War has been raging in the Sudan since 1983. The government, dominated by Arabs from the country's north, has wanted to impose sharia law on the Christian and animist populations of the south and subjugate the black African Muslims of the west. On the side, of course, the government also wants control of the land and water of the west and the oil in the south.
All these things are real and all these things are stoppable if the world really set out to stop them. But we don't. And that question is why?
The answer to the third question, what does any of this have to do with us, is the hardest question of all to answer -- not because we don't know the answer, certainly, but because we don't want to face it in ourselves, perhaps.
The answer to the third question is that we love warriors. And wars will never end until the world stops adoring its warriors.
We are waging a presidential election in this country at this very moment, the major issue of which seems to be who of these two men is the greatest warrior? The one who didn't go to war at all but started his own or the one who went to war only to come back to tell us that going to that war was wrong?

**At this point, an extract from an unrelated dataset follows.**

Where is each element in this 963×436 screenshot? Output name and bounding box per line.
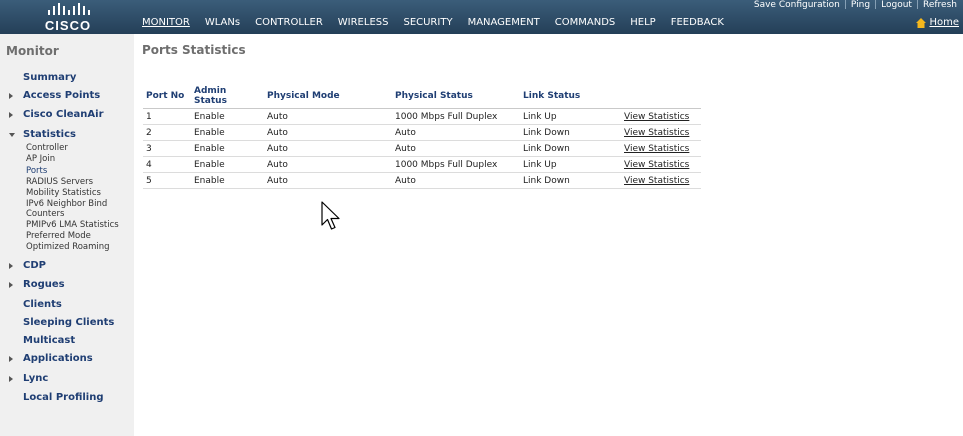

But why are we asking ourselves which one of them is strong enough to fight and not asking ourselves which one of them is strong enough not to fight? Why aren't we asking ourselves which one of them is strong enough to find another way to settle conflicts, strong enough to stop playing the politics of fear, strong enough to cease and desist from spending our lives, and the lives of our children, on power and destruction?
After all, most of the people of the world don't even have the option of fighting. They don't have the weapons, they don't have the resources, they don't have the population, and they don't have the means to blow up the world while we spend most of our national wealth assuring ourselves that we can.
From where I stand, it seems that we badly need a Day of Conscience, a Day of Awareness in our lives.
We need a moment when we stand at a great distance from human inhumanity at its ultimate and ask ourselves what it is in us that makes us more interested in choosing a warrior president than we are in electing a president who will make the country strong in health care, strong in education, strong in civil rights, strong in international relations, strongly involved in an international military police force that would stop the killing, stop the raping, stop the burning of the villages, stop the massacres and stop the forcible depopulation of an entire strain of people everywhere tomorrow -- in Darfur, Sudan, today.
By all means, be aware, have conscience. What you see may tell you as much about ourselves and our future as it tells us about the Sudan.